Figure 2-21.Branched waveguide duplexer.
Maximum use of the received signals is ensured by an atr tube. The transmitted pulse travels from
the magnetron to the atr branch where part of the energy is diverted into the gap. A slot (S) is placed
across the waveguide one-half wavelength from the main guide, and passes the rf energy through it and
into the cavity. The cavity builds up the electric field that breaks down the gap, detunes the cavity, and, as
a result, effectively closes the slot. One-half wavelength away, this action effectively closes the entrance
to the atr branch and limits the amount of energy entering the atr branch to a small value.

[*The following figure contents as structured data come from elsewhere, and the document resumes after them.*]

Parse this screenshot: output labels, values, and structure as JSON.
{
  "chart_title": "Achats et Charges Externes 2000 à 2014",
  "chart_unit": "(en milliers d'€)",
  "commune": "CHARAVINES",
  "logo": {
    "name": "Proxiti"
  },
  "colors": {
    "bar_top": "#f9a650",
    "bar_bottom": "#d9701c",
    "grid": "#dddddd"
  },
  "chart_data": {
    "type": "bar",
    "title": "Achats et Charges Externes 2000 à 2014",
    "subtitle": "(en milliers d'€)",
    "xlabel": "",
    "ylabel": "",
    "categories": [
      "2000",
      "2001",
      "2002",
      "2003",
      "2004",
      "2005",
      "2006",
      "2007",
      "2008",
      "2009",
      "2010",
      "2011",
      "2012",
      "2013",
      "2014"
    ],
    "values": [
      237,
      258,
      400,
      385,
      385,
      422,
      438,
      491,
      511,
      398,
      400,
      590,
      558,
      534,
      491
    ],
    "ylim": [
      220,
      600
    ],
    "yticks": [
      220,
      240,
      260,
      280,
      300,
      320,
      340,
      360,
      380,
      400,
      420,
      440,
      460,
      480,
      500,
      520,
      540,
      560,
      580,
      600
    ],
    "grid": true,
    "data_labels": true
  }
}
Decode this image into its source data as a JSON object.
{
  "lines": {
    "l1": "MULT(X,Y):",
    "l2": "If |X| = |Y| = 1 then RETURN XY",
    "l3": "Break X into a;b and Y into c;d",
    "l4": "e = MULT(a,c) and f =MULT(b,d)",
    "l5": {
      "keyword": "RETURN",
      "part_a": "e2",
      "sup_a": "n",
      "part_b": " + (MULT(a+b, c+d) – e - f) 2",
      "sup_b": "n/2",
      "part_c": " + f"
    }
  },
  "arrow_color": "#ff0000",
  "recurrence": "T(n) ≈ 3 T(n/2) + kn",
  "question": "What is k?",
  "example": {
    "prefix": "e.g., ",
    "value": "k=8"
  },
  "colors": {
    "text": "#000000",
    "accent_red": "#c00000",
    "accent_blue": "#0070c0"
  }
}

Most of the energy is, therefore, directed down the guide to the antenna. Upon reaching the receiver
branch, the same effect is produced by the tr tube in the receiver line. Because the energy entering both
openings is effectively limited by the gaps, maximum energy is transferred between the magnetron and
During the resting time, the atr spark gap is not broken down by the received signals. The received
signal sets up standing waves within the cavity that cause it to resonate. At resonance, the low impedance
of the atr cavity is reflected as a high impedance at the entrance to the transmitter waveguide (three-
quarter wavelength away). This ensures that the maximum received signal will enter the receiver branch.
Hybrid Ring Duplexer
The HYBRID RING is used as a duplexer in high-power radar systems. It is very effective in
isolating the receiver during transmission. A simplified version of the hybrid-ring duplexer is shown in
views A and B of figure 2-22. The operation of the duplexer, in terms of the E field distribution during
transmission and reception, is illustrated in views C and D. The H lines, though present, have been
omitted to simplify the explanation.